Based on a survey of 2,500 patients who reported having at least one asthma attack during the past year, researchers concluded that there has been little meaningful improvement in some key markers of asthma control, including hospitalizations, ER visits, and time missed from work or school due to asthma.

The private research group SRBI Inc. conducted the 2009 survey. It was paid for by drugmaker Schering-Plough, which funded a similar survey in 1998. Schering merged with Merck & Co. late last year.

Among the major findings:

  • 7% of patients surveyed reported having been hospitalized for their asthma over the previous year.
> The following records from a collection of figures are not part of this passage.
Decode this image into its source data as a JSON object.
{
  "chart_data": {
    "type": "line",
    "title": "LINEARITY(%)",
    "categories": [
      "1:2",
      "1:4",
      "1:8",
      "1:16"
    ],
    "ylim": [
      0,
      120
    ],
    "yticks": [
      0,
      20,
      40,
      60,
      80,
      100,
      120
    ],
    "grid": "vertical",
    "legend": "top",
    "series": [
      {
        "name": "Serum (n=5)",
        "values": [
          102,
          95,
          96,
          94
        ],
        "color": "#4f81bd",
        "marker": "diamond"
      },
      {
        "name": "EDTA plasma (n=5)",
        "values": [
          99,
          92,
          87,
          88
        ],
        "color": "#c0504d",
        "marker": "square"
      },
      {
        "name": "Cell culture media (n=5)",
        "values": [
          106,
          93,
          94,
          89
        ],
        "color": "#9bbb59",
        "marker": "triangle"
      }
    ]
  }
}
That’s the same percentage as in 1998.
  • 16% of patients reported having their asthma treated in hospital emergency departments over the previous year, compared to 19% in 1998.
  • In both 1998 and 2009, roughly 1 in 4 patients reported seeking emergency treatment for symptomatic asthma over the previous year, either in hospital ERs or in a doctor's office.

The sampling error of the survey is +/- 2%.

"It is very disturbing to me that there appears to have been no real change in the control of this disease since the last major, nationwide survey was conducted," says asthma specialist Michael S. Blaiss, MD, who co-wrote the survey.

Blaiss is a professor of pediatrics and medicine at the University of Tennessee Health Science Center in Memphis.

"We have better treatments and we understand this disease much better," Blaiss tells WebMD. "But it is clear that a substantial number of patients are undertreated or do not understand the seriousness of their condition."

Asthma on the Rise

According to the CDC, roughly 16 million adults and 7 million children in the U.S. have asthma -- three times the number reported just 25 years ago.

Blaiss says the 2009 survey provides new information about how well asthma is being managed and the burden of the disease in the U.S.